The conductor Robert Spano, who won acclaim as a champion of contemporary music during his two decades at the Atlanta Symphony Orchestra, will serve as Washington National Opera’s next music director, the company announced on Tuesday.

Spano, 62, will become music director designate effectively immediately and begin a three-year term with the company in 2025, succeeding Philippe Auguin, who stepped down in 2018 after his contract was not renewed.

Spano, who serves as music director of the Fort Worth Symphony Orchestra in Texas, said in an interview that he had been eager to do more opera since leaving his post as music director in Atlanta in 2021. He said that he wanted to “carry opera into the future” and that he planned to promote contemporary works, as he did in Atlanta.

“New work and masterpieces — they go hand in hand,” he said. “I’ve lived my life in music feeling like the works of living composers inform our understanding of the works of the past. They keep reinvigorating our understanding of these masterpieces.”

Timothy O’Leary, the general director of Washington National Opera, said in an interview that he was impressed by Spano’s experience and fresh perspective on opera.

“He’s got this track record of conducting the major standard works in the opera repertoire,” he said, “but he’s also really identified with championing new music and the next generation of creators.”

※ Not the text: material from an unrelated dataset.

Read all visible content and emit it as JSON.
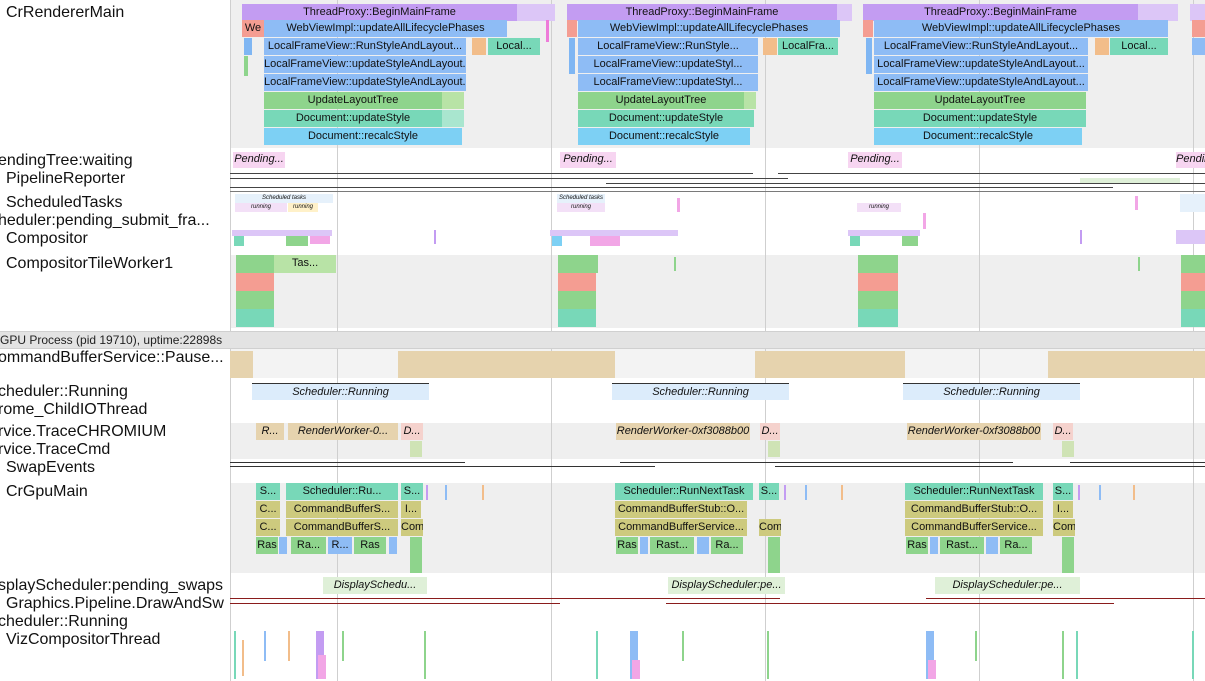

The search for music director began in 2018 but dragged on partly because of the pandemic. In the interim, the company has relied on Evan Rogister, its principal conductor. He will step down at the end of the 2024-25 season, the company said on Tuesday, shortly before Spano’s term begins.

Spano rose to the top of the list in Washington after making his company debut in 2022 in “Written in Stone,” a commissioning project that featured short operas by contemporary composers, including Carlos Simon, Huang Ruo, Kamala Sankaram and Jason Moran.

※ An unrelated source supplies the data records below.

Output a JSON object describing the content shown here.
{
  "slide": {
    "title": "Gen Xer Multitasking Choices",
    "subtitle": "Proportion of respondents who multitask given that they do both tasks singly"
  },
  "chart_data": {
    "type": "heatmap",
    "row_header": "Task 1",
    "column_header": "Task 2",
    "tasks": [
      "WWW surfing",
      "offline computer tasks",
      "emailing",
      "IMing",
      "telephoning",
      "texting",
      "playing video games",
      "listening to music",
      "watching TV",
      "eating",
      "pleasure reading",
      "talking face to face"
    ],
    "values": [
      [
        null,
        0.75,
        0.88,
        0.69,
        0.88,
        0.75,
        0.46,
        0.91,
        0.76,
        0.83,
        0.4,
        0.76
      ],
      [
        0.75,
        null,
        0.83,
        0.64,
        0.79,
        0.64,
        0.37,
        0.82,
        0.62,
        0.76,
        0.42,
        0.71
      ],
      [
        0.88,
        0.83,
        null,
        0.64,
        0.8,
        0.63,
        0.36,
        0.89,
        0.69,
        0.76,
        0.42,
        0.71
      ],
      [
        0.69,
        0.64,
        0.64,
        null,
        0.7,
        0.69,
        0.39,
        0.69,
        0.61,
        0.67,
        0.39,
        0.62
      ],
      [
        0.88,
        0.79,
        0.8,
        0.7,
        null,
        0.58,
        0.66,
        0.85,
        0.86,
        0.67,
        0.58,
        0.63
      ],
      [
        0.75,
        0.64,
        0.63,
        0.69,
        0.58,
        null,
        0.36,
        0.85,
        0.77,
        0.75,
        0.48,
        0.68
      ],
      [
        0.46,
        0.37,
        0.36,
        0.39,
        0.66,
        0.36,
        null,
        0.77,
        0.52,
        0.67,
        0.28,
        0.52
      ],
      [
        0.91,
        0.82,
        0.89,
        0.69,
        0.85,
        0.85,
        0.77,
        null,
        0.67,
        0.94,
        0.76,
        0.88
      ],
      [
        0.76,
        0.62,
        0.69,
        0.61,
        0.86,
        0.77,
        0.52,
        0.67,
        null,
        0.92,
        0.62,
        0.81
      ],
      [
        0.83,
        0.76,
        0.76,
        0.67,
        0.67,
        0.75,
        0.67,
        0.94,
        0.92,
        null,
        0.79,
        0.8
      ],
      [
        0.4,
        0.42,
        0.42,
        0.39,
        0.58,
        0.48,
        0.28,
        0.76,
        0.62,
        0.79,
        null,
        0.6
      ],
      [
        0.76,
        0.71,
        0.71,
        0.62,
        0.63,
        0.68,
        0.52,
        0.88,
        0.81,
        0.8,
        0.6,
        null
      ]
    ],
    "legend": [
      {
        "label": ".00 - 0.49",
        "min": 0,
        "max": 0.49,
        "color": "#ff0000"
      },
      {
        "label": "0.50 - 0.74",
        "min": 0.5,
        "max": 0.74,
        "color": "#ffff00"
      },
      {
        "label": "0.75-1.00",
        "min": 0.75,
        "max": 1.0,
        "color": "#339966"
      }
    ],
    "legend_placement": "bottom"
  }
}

O’Leary said the company felt an “instant bond” with Spano during those rehearsals and performances.

“Part of why it was such a success,” O’Leary added, “was because of his incredible capabilities as a conductor, a technician but also an interpreter of new material.”

While Spano has never led a major opera company, he has won praise for his work as a guest conductor. In 2018, he made his debut at the Metropolitan Opera, leading a production of Nico Muhly’s “Marnie.”

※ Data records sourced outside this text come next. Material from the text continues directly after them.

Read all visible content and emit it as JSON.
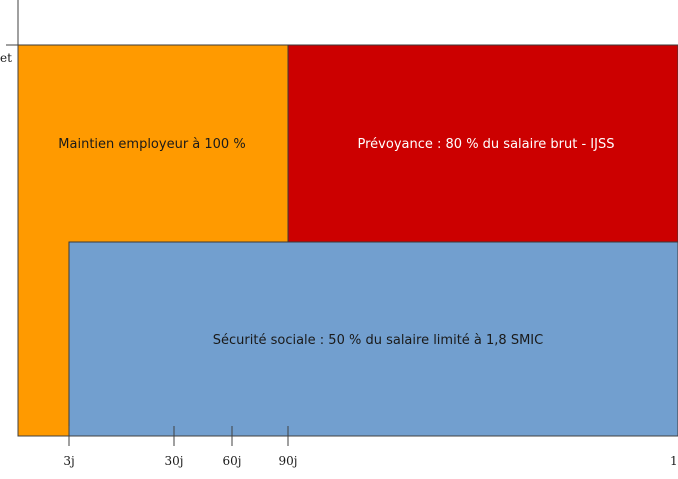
{
  "colors": {
    "employer": "#FF9A00",
    "prevoyance": "#CC0000",
    "securite_sociale": "#729FCF",
    "axis": "#404040",
    "border": "#3a3a3a"
  },
  "y_axis": {
    "label_fragment": "et"
  },
  "blocks": {
    "employer": {
      "label": "Maintien employeur à 100 %",
      "text_color": "#1a1a1a"
    },
    "prevoyance": {
      "label": "Prévoyance : 80 % du salaire brut - IJSS",
      "text_color": "#ffffff"
    },
    "securite_sociale": {
      "label": "Sécurité sociale : 50 % du salaire limité à 1,8 SMIC",
      "text_color": "#1a1a1a"
    }
  },
  "x_axis": {
    "ticks": [
      {
        "label": "3j"
      },
      {
        "label": "30j"
      },
      {
        "label": "60j"
      },
      {
        "label": "90j"
      },
      {
        "label": "1"
      }
    ]
  }
}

The critic Anthony Tommasini, writing in The New York Times, said that Muhly’s score “could not have had a better advocate than the conductor Robert Spano, making an absurdly belated Met debut at 57.”

“He highlighted intriguing details, brought out myriad colorings, kept the pacing sure and never covered the singers,” Tommasini wrote. “Where has he been?”

Spano will open the season at Washington National Opera this fall, leading Beethoven’s “Fidelio.” The production is directed by the company’s artistic director, Francesca Zambello, and features the soprano Sinead Campbell Wallace, the tenor Jamez McCorkle, the bass-baritone Derek Welton and the bass David Leigh.

Spano said he was optimistic about the future of opera, despite recent challenges. Many companies, including the Washington one, have struggled to get audiences to return since the pandemic.

His hope, he said, is “that we’re making great opera happen that attracts people to want to experience it, by that recognition that we’re in a living tradition, and not a dead one.”